The ECJ decision on Fifa’s reforms, which would rule whether they can be implemented in the rest of the continent, will come around late 2024 or early 2025.

They would also point to the irony of how the ruling is based on competition law but the real-world effect is highly anti-competitive for the sport.

Fifa also claimed some victories against challenges. Agents can now only represent one party in any deal, whereas before they could feasibly represent all, and the client must be the party who actually pays the representatives. Protections for minors are increased and there will be the introduction of a Clearing House.

It was the cap on commissions that was by far the most influential issue regarding how the industry works, which is why Fifa must now have a considerable rethink. A meeting with the Football Agent Working Group has been scheduled to discuss the outcome of the proceedings. The potential options are: to stop the whole project of agent reform, which is unlikely; to suspend the whole project until the ECJ decision, which they do not want to do; to simply suspend the cap; to suspend all rules in litigation; or, press ahead with everything but have countries like England as exemptions.

Fifa were defeated by agents at a UK tribunal

The last point is viewed as unworkable, especially when the Premier League is by far the biggest spender in the game. English clubs were responsible for almost a third of global agent commissions in 2023, at $280m. It would create an unfair and almost absurd system.

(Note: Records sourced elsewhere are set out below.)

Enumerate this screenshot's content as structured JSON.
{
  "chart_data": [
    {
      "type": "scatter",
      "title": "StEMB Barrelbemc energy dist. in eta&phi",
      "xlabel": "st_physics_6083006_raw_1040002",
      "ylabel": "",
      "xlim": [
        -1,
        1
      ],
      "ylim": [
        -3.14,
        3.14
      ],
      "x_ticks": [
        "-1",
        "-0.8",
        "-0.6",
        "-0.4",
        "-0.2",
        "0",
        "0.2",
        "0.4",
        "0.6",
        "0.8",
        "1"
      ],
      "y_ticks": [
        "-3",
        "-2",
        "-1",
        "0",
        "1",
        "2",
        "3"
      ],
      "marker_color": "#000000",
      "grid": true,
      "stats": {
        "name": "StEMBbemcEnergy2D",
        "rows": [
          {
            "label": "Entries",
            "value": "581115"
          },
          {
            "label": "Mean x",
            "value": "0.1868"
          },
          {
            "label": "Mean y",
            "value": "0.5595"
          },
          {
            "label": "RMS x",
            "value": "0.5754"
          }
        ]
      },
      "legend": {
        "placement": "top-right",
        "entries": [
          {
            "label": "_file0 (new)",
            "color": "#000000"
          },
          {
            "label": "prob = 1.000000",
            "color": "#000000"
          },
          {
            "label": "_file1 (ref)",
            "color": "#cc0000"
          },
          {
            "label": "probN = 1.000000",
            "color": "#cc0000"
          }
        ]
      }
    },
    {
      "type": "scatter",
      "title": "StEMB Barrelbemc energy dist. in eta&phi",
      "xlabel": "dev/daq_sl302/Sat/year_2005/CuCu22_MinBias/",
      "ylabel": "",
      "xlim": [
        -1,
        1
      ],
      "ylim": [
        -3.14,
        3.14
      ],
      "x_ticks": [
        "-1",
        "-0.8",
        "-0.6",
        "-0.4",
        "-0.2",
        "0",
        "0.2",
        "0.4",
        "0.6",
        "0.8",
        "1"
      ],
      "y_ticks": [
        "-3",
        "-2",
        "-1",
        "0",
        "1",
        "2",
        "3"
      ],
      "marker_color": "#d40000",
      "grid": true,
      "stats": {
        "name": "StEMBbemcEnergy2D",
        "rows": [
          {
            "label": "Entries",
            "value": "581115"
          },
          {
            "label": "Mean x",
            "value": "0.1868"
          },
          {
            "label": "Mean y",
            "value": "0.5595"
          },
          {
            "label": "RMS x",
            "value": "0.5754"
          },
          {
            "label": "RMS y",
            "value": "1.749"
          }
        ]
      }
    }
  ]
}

This is why, for the long term, alternative options are being looked at.

It is instructive how many people in football talk about how so many of the game’s problems would immediately be solved if they had the foreign player rule that was in place before the Bosman ruling in 1995-96. It would instantly force more talent to be spread around, while ensuring the wealthiest clubs couldn’t just keep spending. That would even mitigate the effect of sportswashing projects.

A regression to such a rule is seen as completely off the table, though. Most immediately, it would be viewed as discrimination in the European Union.

Fifa may instead seek to mimic the effects in terms of spreading talent through other means. Limiting transfer spending or a salary cap are options but, again, competition authorities would be all over them. Limiting the number of transfers would meanwhile just require one club to pose a legal challenge, arguing they are overtly affected by such a measure. Player representative unions would similarly be against that as they don’t want opportunities blocked. The increasing feeling is that Fifa “may have to think outside the box”.

That is heightened by the fact many of the rules are in place from an era that doesn't really exist any more. The regulations assume all clubs are independent of each other. Instead, 2022 research from ‘Play the Game’ indicated at least 100 European clubs in multi-club ownership systems, with at least 156 such projects in existence.

This creates huge issues for concepts like sustainability rules since they assume market value is being paid in all transfer deals. This may not be the case if it’s two clubs owned by the same group.

It is for now just another case of the regulations being behind the reality of the game. The transfer market is arguably the most profound example of this.